CrafterCMS allows you to choose the most suitable search engine for your use case(s) from a “best of stack” selection. Moreover, Opensearch is pre-packaged and available within CrafterCMS, saving you the hassle of integrating a separate search engine as is required with most all other headless CMS options. However, the composable capabilities of CrafterCMS allow you to incorporate 3rd party search tools such as Algolia if you desire. 

Personalization 

CrafterCMS is a feature-rich platform with a sophisticated targeting engine that enables the creation of dynamic and personalized experiences. Additionally, its API-first architecture facilitates seamless integration with third-party personalization tools. With CrafterCMS, enterprises can deliver an exceptional personalized customer experience that drives growth and customer loyalty.

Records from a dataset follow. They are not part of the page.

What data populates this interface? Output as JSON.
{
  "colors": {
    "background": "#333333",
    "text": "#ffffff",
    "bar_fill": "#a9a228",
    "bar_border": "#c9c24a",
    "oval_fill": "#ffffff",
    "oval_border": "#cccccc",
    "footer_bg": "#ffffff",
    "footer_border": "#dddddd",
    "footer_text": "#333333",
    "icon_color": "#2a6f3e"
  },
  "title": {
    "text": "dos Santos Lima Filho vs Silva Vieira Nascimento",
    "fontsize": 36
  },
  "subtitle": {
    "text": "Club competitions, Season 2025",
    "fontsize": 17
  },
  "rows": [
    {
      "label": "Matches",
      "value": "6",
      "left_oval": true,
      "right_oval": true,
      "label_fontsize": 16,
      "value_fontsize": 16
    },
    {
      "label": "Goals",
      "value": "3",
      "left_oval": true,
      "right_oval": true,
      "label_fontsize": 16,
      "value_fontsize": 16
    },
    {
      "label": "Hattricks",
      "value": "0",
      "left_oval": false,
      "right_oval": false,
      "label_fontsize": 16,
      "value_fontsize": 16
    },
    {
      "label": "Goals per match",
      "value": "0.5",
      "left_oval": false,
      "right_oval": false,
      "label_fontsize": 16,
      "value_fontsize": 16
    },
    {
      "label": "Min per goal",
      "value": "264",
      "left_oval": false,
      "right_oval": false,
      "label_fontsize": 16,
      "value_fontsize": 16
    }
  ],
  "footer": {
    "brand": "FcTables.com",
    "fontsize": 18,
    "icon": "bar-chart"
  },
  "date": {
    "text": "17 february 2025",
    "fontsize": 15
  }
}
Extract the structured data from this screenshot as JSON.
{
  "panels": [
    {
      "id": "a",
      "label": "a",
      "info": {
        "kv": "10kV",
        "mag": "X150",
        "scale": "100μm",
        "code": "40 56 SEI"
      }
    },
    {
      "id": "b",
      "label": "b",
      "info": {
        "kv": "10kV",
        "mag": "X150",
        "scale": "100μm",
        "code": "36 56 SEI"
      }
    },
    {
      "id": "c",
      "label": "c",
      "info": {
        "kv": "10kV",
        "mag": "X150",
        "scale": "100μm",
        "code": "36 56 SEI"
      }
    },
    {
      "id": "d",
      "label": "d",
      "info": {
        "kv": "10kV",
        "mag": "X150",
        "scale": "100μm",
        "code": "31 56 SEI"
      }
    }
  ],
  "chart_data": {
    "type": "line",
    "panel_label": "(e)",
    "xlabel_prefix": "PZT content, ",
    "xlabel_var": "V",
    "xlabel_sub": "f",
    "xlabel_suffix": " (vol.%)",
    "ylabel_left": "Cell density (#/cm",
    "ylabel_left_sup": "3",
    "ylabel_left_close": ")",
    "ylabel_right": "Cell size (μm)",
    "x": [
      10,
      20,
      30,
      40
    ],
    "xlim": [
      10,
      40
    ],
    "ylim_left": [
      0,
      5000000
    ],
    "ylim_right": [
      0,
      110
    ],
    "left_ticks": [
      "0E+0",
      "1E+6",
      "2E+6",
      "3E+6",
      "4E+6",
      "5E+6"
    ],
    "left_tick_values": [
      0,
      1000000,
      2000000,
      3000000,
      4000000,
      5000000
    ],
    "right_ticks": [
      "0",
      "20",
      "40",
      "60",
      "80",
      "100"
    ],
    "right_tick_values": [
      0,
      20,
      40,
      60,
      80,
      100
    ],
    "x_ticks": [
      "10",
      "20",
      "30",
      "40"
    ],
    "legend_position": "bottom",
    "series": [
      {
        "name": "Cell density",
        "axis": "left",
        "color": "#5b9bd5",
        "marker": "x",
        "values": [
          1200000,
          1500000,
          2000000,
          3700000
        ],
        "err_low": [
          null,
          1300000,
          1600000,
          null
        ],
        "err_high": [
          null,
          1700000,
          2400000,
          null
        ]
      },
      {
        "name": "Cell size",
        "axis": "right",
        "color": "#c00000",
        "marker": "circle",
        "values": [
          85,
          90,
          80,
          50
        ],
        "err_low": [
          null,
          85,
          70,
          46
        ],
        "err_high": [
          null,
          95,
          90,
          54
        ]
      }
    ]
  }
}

Integrations and Marketplace

CrafterCMS Marketplace has been expanded to include more than 60 open-source plugins, blueprints, and packaged business capabilities (PBCs), delivering on the promise of digital experience composition (DXC). This new and improved Marketplace is a critical element that enables business users and content teams to easily create digital experiences using pre-built, best-of-breed integrations and plugins without requiring coding skills. With CrafterCMS Marketplace, businesses can quickly compose exceptional digital experiences that drive engagement, conversions, and growth.

How Composability Enhances the Customer Experience at Marriott

Marriott International needed new technologies that would allow them to deliver content globally to mobile devices and other applications. Having a centralized CMS would enable them to provide targeted digital experiences to customers in different countries and allow them to work closely with independent hotels and brands. 

After replatforming to CrafterCMS, they realized the true benefits of composable enterprise architecture. A modern technology stack meant reduced IT costs compared to their previously outdated legacy systems, content authors could leverage rich content editing features, distributed authors and content managers could collaborate effectively, and end users received an intuitive search experience. Plus, with CrafterCMS’s composable architecture and extensive integrations, Marriott also benefits from analytics, personalization, document management, and live video streaming capabilities that further enhance the digital experience for associates who serve their customers.